Les clients n’eurent pas le temps de lui répondre que Chris bondissait du trottoir d’en face. «Pardonnez-la, elle est extrêmement sensible. Venez Josie, j’ai un petit cadeau pour vous», lui dit-il en la poussant en direction de notre maison, «J’ai réfléchi et c’est trop idiot de se chamailler comme nous le faisons. Je vous prie de m’excuser.» De derrière son dos, Chris tira une jolie boîte colorée remplie de petits gâteaux et la tendit à Josie, qui radin et gourmande, lui arracha des mains et rentra chez elle. Chris afficha un grand sourire. La première étape de son plan était enclenchée.

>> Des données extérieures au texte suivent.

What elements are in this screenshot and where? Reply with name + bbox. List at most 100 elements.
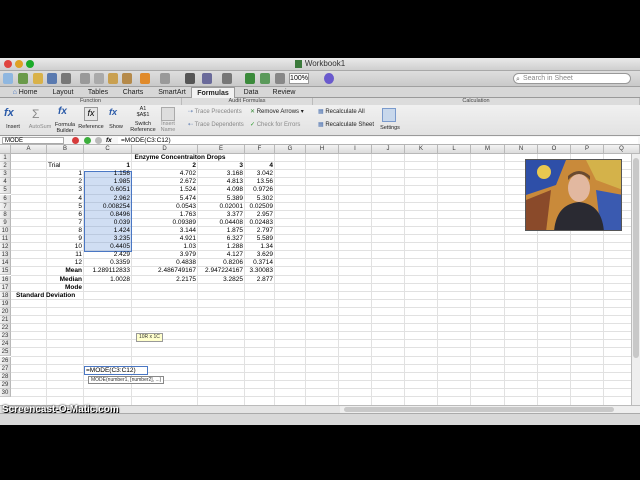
print-icon[interactable]: [61, 73, 71, 84]
column-number-label[interactable]: 1: [84, 162, 130, 170]
median-value[interactable]: 3.2825: [198, 276, 243, 284]
column-header-o[interactable]: O: [538, 145, 571, 154]
column-header-q[interactable]: Q: [604, 145, 640, 154]
trial-number[interactable]: 4: [47, 195, 82, 203]
column-header-d[interactable]: D: [132, 145, 198, 154]
formula-options-icon[interactable]: [95, 137, 102, 144]
data-cell[interactable]: 3.629: [245, 251, 273, 259]
vertical-scroll-thumb[interactable]: [633, 158, 639, 358]
table-title[interactable]: Enzyme Concentraiton Drops: [100, 154, 260, 162]
media-icon[interactable]: [275, 73, 285, 84]
column-number-label[interactable]: 4: [245, 162, 273, 170]
data-cell[interactable]: 0.02509: [245, 203, 274, 211]
data-cell[interactable]: 4.098: [198, 186, 243, 194]
row-header-10[interactable]: 10: [0, 226, 11, 235]
data-cell[interactable]: 0.8206: [198, 259, 243, 267]
column-number-label[interactable]: 3: [198, 162, 243, 170]
trial-number[interactable]: 12: [47, 259, 82, 267]
recalculate-sheet-button[interactable]: ▦ Recalculate Sheet: [318, 121, 374, 129]
trial-number[interactable]: 6: [47, 211, 82, 219]
formula-builder-icon[interactable]: fx: [58, 106, 72, 120]
trial-label[interactable]: Trial: [48, 162, 83, 170]
cancel-icon[interactable]: [72, 137, 79, 144]
data-cell[interactable]: 3.042: [245, 170, 273, 178]
data-cell[interactable]: 3.144: [132, 227, 196, 235]
row-header-25[interactable]: 25: [0, 348, 11, 357]
row-header-17[interactable]: 17: [0, 283, 11, 292]
data-cell[interactable]: 4.813: [198, 178, 243, 186]
median-value[interactable]: 1.0028: [84, 276, 130, 284]
data-cell[interactable]: 4.921: [132, 235, 196, 243]
data-cell[interactable]: 1.985: [84, 178, 130, 186]
row-header-24[interactable]: 24: [0, 340, 11, 349]
data-cell[interactable]: 1.524: [132, 186, 196, 194]
data-cell[interactable]: 0.02001: [198, 203, 244, 211]
trace-dependents-button[interactable]: ⇠ Trace Dependents: [188, 121, 244, 129]
tab-charts[interactable]: Charts: [118, 87, 148, 98]
row-header-3[interactable]: 3: [0, 170, 11, 179]
column-header-a[interactable]: A: [11, 145, 47, 154]
data-cell[interactable]: 0.6051: [84, 186, 130, 194]
trial-number[interactable]: 11: [47, 251, 82, 259]
insert-function-icon[interactable]: fx: [4, 107, 18, 121]
row-header-22[interactable]: 22: [0, 324, 11, 333]
column-header-b[interactable]: B: [47, 145, 84, 154]
trial-number[interactable]: 5: [47, 203, 82, 211]
data-cell[interactable]: 1.288: [198, 243, 243, 251]
row-header-12[interactable]: 12: [0, 243, 11, 252]
mode-label[interactable]: Mode: [47, 284, 82, 292]
data-cell[interactable]: 0.04408: [198, 219, 244, 227]
data-cell[interactable]: 4.702: [132, 170, 196, 178]
insert-name-icon[interactable]: [161, 107, 175, 121]
autosum-icon[interactable]: Σ: [32, 107, 46, 121]
data-cell[interactable]: 3.235: [84, 235, 130, 243]
trial-number[interactable]: 2: [47, 178, 82, 186]
column-number-label[interactable]: 2: [132, 162, 196, 170]
template-icon[interactable]: [18, 73, 28, 84]
reference-icon[interactable]: fx: [84, 107, 98, 121]
new-icon[interactable]: [3, 73, 13, 84]
data-cell[interactable]: 1.763: [132, 211, 196, 219]
tab-home[interactable]: ⌂ Home: [4, 87, 46, 98]
mean-label[interactable]: Mean: [47, 267, 82, 275]
tab-tables[interactable]: Tables: [84, 87, 112, 98]
cut-icon[interactable]: [80, 73, 90, 84]
paste-icon[interactable]: [108, 73, 118, 84]
row-header-30[interactable]: 30: [0, 388, 11, 397]
data-cell[interactable]: 1.156: [84, 170, 130, 178]
row-header-4[interactable]: 4: [0, 178, 11, 187]
mean-value[interactable]: 1.289112833: [84, 267, 130, 275]
trial-number[interactable]: 9: [47, 235, 82, 243]
row-header-16[interactable]: 16: [0, 275, 11, 284]
vertical-scrollbar[interactable]: [631, 154, 640, 405]
undo-icon[interactable]: [140, 73, 150, 84]
data-cell[interactable]: 2.797: [245, 227, 273, 235]
row-header-19[interactable]: 19: [0, 299, 11, 308]
data-cell[interactable]: 1.03: [132, 243, 196, 251]
data-cell[interactable]: 0.3714: [245, 259, 273, 267]
tab-smartart[interactable]: SmartArt: [154, 87, 190, 98]
median-value[interactable]: 2.2175: [132, 276, 196, 284]
data-cell[interactable]: 2.962: [84, 195, 130, 203]
enter-icon[interactable]: [84, 137, 91, 144]
data-cell[interactable]: 1.875: [198, 227, 243, 235]
data-cell[interactable]: 0.4405: [84, 243, 130, 251]
data-cell[interactable]: 13.56: [245, 178, 273, 186]
median-label[interactable]: Median: [47, 276, 82, 284]
formula-input[interactable]: =MODE(C3:C12): [118, 137, 638, 144]
mean-value[interactable]: 2.486749167: [132, 267, 196, 275]
row-header-13[interactable]: 13: [0, 251, 11, 260]
column-header-f[interactable]: F: [245, 145, 275, 154]
tab-data[interactable]: Data: [239, 87, 263, 98]
row-header-6[interactable]: 6: [0, 194, 11, 203]
data-cell[interactable]: 2.429: [84, 251, 130, 259]
save-icon[interactable]: [47, 73, 57, 84]
gallery-icon[interactable]: [245, 73, 255, 84]
data-cell[interactable]: 0.09389: [132, 219, 197, 227]
data-cell[interactable]: 3.168: [198, 170, 243, 178]
show-icon[interactable]: fx: [109, 107, 123, 121]
column-header-g[interactable]: G: [275, 145, 306, 154]
autosum-icon[interactable]: [185, 73, 195, 84]
mean-value[interactable]: 3.30083: [245, 267, 274, 275]
help-icon[interactable]: [324, 73, 334, 84]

Josie trouva ses petites douceurs sucrées fort bonnes. Elle leur fit un sort en quelques jours.
Josie trouva une boîte de truffes en chocolat sur son appuie-de-fenêtre. Bien calé sous un gros nœud rouge, un carton signé Chris: «Un client me les a offertes, mais je n’aime pas le chocolat. Vous en profiterez mieux que moi.» Josie se léchait les babines. Les truffes venaient de chez un grand chocolatier. La première phase du plan de Chris semblait plutôt bien fonctionner, mais pour que son plan fonctionne, il fallait que notre voisine mange ses petits cadeaux.
Le lendemain après-midi, elle revenait des courses tandis que Chris installait les quelques tables que Josie qualifiait de terrasse devant le Gimme Shelter. Leurs regards se croisèrent. Josie prit son air revêche. Chris afficha une mine inquiète et lui demanda si elle se sentait bien: «Tu as mauvaise mine, je trouve. Tu ne couves quand même pas quelque chose?» Josie détourna le regard puis s’engouffra à travers notre porte d’entrée. Le soir même, Chris lui fit porter une grande bouteille de jus d’oranges pressées «bourrée de vitamine C».
Le doute subsiste
Josie commençait à trouver étranges ces petites attentions. Ses plaintes avaient-elles finalement porté leurs fruits? Chris allait cependant devoir lui faire beaucoup plus de cadeaux s’il voulait qu’elle le laisse tranquille. Elle comptait bien profiter de ce que sa faible retraite ne pouvait lui offrir. Les trois jours qui suivirent, le serveur de Chris vint lui apporter du jus d’orange. Le samedi, il demanda à Frank de bien vouloir déposer des bananes devant sa porte. Le lundi suivant des litchees. Josie les dévora, même si elle ne mangeait pas de fruits exotiques parce qu’ils étaient récoltés par des «bamboulas».
A l’épicerie, elle s’étonna des cadeaux que lui offrait Chris. «Il achète mon silence», fanfaronna-t-elle, «S’il relâche ses attentions… Pouf!… une petite plainte! Personne ne résiste à Josie. Tout le monde finit par plier.»
La semaine qui suivit, Chris poursuivit ses offrandes et alla commander une bouteille d’antigel à l’épicerie. Trois bouteilles en deux semaines en plein été, l’épicier commençait à trouver cela saumâtre. D’autant qu’il avait appris en regardant sa série policière préférée que l’antigel pouvait causer la mort par empoisonnement.